Gerade als Alexander Lilu fragen wollte, was nun passieren würde, riss die Pflanze ihren Schlund auf, eine lange Zunge peitschte blitzschnell heraus, schnappte das bedauernswerte Wesen und verschlang es mit Haut und Haaren. Ein lautes, jammervolles Quieken erfüllte für einen kurzen Moment die Luft. Das Ganze passierte so plötzlich und unerwartet, dass Alexander glaubte, seinen Augen nicht trauen zu können. Eben noch stand das niedliche Gestreifte da und genoss die köstlichen Nüsse und eine Sekunde später war es im tiefen Schlund der Pflanze verschwunden.

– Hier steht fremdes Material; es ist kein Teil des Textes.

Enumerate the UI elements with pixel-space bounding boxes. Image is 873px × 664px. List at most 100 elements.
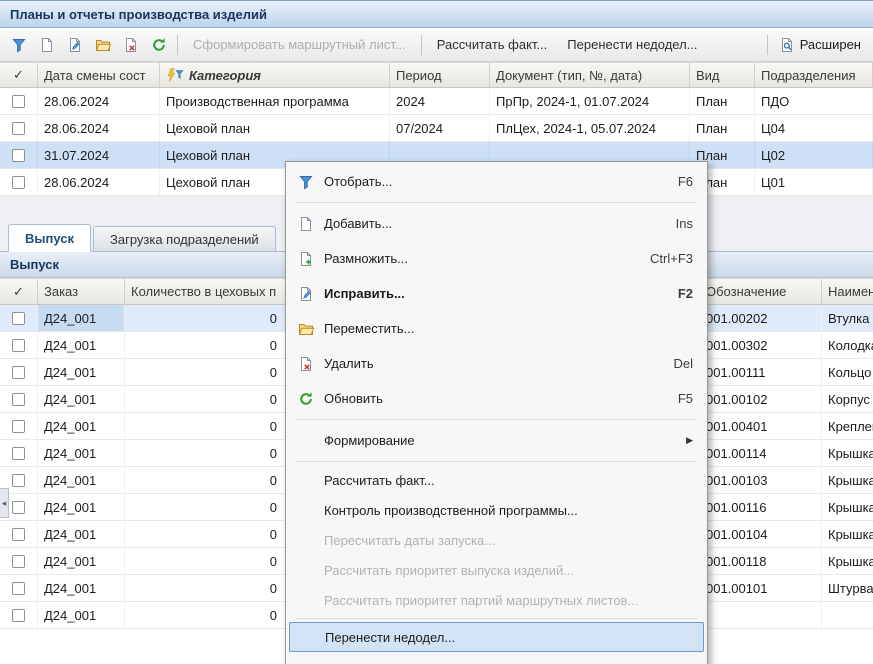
row-checkbox[interactable] [12,95,25,108]
cell-designation: 001.00111 [700,359,822,385]
row-checkbox[interactable] [12,555,25,568]
column-header-check[interactable]: ✓ [0,63,38,87]
column-header-period[interactable]: Период [390,63,490,87]
row-check-cell [0,575,38,601]
cell-period: 07/2024 [390,115,490,141]
app-window: Планы и отчеты производства изделий Сфор… [0,0,873,664]
cell-name [822,602,873,628]
menu-item-duplicate[interactable]: Размножить...Ctrl+F3 [286,241,707,276]
plans-table-header: ✓ Дата смены сост Категория Период Докум… [0,62,873,88]
edit-document-icon [67,37,83,53]
delete-document-icon [123,37,139,53]
row-check-cell [0,115,38,141]
row-checkbox[interactable] [12,122,25,135]
menu-item-delete[interactable]: УдалитьDel [286,346,707,381]
row-checkbox[interactable] [12,609,25,622]
cell-order: Д24_001 [38,413,125,439]
column-header-kind[interactable]: Вид [690,63,755,87]
menu-item-edit[interactable]: Исправить...F2 [286,276,707,311]
plans-table-row[interactable]: 28.06.2024Цеховой план07/2024ПлЦех, 2024… [0,115,873,142]
plans-table-row[interactable]: 28.06.2024Производственная программа2024… [0,88,873,115]
cell-order: Д24_001 [38,386,125,412]
cell-order: Д24_001 [38,521,125,547]
calculate-fact-button[interactable]: Рассчитать факт... [427,37,558,52]
section-title: Выпуск [10,257,59,272]
menu-item-calc-fact[interactable]: Рассчитать факт... [286,465,707,495]
menu-item-filter[interactable]: Отобрать...F6 [286,164,707,199]
menu-separator [296,618,697,619]
cell-date: 31.07.2024 [38,142,160,168]
filter-icon [11,37,27,53]
row-check-cell [0,88,38,114]
menu-item-priority-route-list-batches: Рассчитать приоритет партий маршрутных л… [286,585,707,615]
move-document-button[interactable] [90,32,116,58]
menu-item-add[interactable]: Добавить...Ins [286,206,707,241]
tab-output[interactable]: Выпуск [8,224,91,252]
menu-item-move[interactable]: Переместить... [286,311,707,346]
toolbar-separator [177,35,178,55]
create-route-list-button: Сформировать маршрутный лист... [183,37,416,52]
refresh-button[interactable] [146,32,172,58]
row-checkbox[interactable] [12,501,25,514]
cell-period: 2024 [390,88,490,114]
row-check-cell [0,305,38,331]
edit-document-button[interactable] [62,32,88,58]
cell-order: Д24_001 [38,305,125,331]
column-header-department[interactable]: Подразделения [755,63,873,87]
cell-quantity: 0 [125,467,286,493]
cell-quantity: 0 [125,521,286,547]
menu-item-refresh[interactable]: ОбновитьF5 [286,381,707,416]
cell-name: Корпус [822,386,873,412]
row-checkbox[interactable] [12,393,25,406]
extended-button[interactable]: Расширен [773,37,867,53]
add-document-button[interactable] [34,32,60,58]
cell-document: ПрПр, 2024-1, 01.07.2024 [490,88,690,114]
row-check-cell [0,413,38,439]
row-checkbox[interactable] [12,528,25,541]
cell-name: Крышка [822,494,873,520]
column-header-category[interactable]: Категория [160,63,390,87]
column-header-date[interactable]: Дата смены сост [38,63,160,87]
toolbar: Сформировать маршрутный лист... Рассчита… [0,28,873,62]
refresh-icon [151,37,167,53]
add-document-icon [39,37,55,53]
row-checkbox[interactable] [12,149,25,162]
splitter-collapse-button[interactable]: ◂ [0,488,9,518]
row-checkbox[interactable] [12,312,25,325]
column-header-name[interactable]: Наименование [822,279,873,304]
row-checkbox[interactable] [12,366,25,379]
cell-name: Колодка [822,332,873,358]
menu-item-transfer-shortfall[interactable]: Перенести недодел... [289,622,704,652]
cell-quantity: 0 [125,440,286,466]
menu-item-formation[interactable]: Формирование▶ [286,423,707,458]
row-checkbox[interactable] [12,447,25,460]
cell-quantity: 0 [125,602,286,628]
cell-quantity: 0 [125,359,286,385]
move-document-icon [296,321,316,337]
cell-order: Д24_001 [38,548,125,574]
row-check-cell [0,521,38,547]
column-header-designation[interactable]: Обозначение [700,279,822,304]
row-checkbox[interactable] [12,420,25,433]
cell-name: Кольцо [822,359,873,385]
column-header-check[interactable]: ✓ [0,279,38,304]
column-header-document[interactable]: Документ (тип, №, дата) [490,63,690,87]
row-checkbox[interactable] [12,582,25,595]
tab-department-load[interactable]: Загрузка подразделений [93,226,276,251]
cell-name: Втулка [822,305,873,331]
column-header-order[interactable]: Заказ [38,279,125,304]
row-checkbox[interactable] [12,474,25,487]
menu-item-control-production-program[interactable]: Контроль производственной программы... [286,495,707,525]
transfer-shortfall-button[interactable]: Перенести недодел... [557,37,707,52]
toolbar-separator [421,35,422,55]
menu-item-recalc-launch-dates: Пересчитать даты запуска... [286,525,707,555]
row-checkbox[interactable] [12,176,25,189]
row-check-cell [0,332,38,358]
cell-quantity: 0 [125,548,286,574]
delete-document-button[interactable] [118,32,144,58]
row-checkbox[interactable] [12,339,25,352]
cell-name: Крышка [822,521,873,547]
filter-button[interactable] [6,32,32,58]
column-header-quantity[interactable]: Количество в цеховых п [125,279,286,304]
row-check-cell [0,386,38,412]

Erschrocken und völlig verstört warf er Lilu einen fragenden Blick zu und sie sagte mit leiser Stimme: »Das ist die alte Guste. Sie ist keine Blume. Ich bin mir nicht einmal sicher, ob sie eine Pflanze ist. Sicher bin ich mir jedoch, dass sie böse und hinterhältig ist.«
Mit offenem Mund hockte Alexander neben Lilu und sie fuhr fort: »Die Kügelchen sind von ihr. Sie benebeln die Sinne und wer davon kostet, wird unaufmerksam. Sie verstreut ihre Köder scheinbar wahllos, doch führen sie immer in ihren hungrigen Schlund. Was Guste erst einmal mit ihrer klebrigen Zunge zu fassen gekriegt hat, wird ihr nicht entkommen. Höre auf meinen Rat und meide sie.«
Leise konnte man das Quieken des bedauernswerten Heberlings noch hören, das sich seinem Schicksal noch nicht ergeben hatte. Das war zu viel. Das war eindeutig zu viel für den armen Jungen. Nachdem er sich etwas gefangen hatte, schaute er Lilu vorwurfsvoll an und sagte: »Aber du hättest das Tierchen doch warnen können. Warum hast du es denn nicht gewarnt?«
Lilu ließ sich nicht aus Ruhe bringen und seufzte: »Es wäre sowieso zu spät gewesen – leider. Wenn die Guste es nicht verschlungen hätte, wäre es durch die Kügelchen elendig verendet.«
Und plötzlich schien ihm das Schicksal des Heberlings weniger wichtig als das eigene: »Sind … sind die etwa giftig?«
Ruhig erwiderte sie: »Also, giftig sind sie nicht aber sie … blähen.«
»Was machen die?«
»Sie blähen. Also, sie entwickeln im Bauch Gase. So wie Bohnen oder Linsen, nur viel stärker. So stark, dass man irgendwann einfach platzt. Der Bauch wird kugelrund und peng, platzt man wie eine Knallerbse«, erklärte Lilu und klatschte dabei laut in die Hände. Alexander war entsetzt. Das war ja noch schlimmer.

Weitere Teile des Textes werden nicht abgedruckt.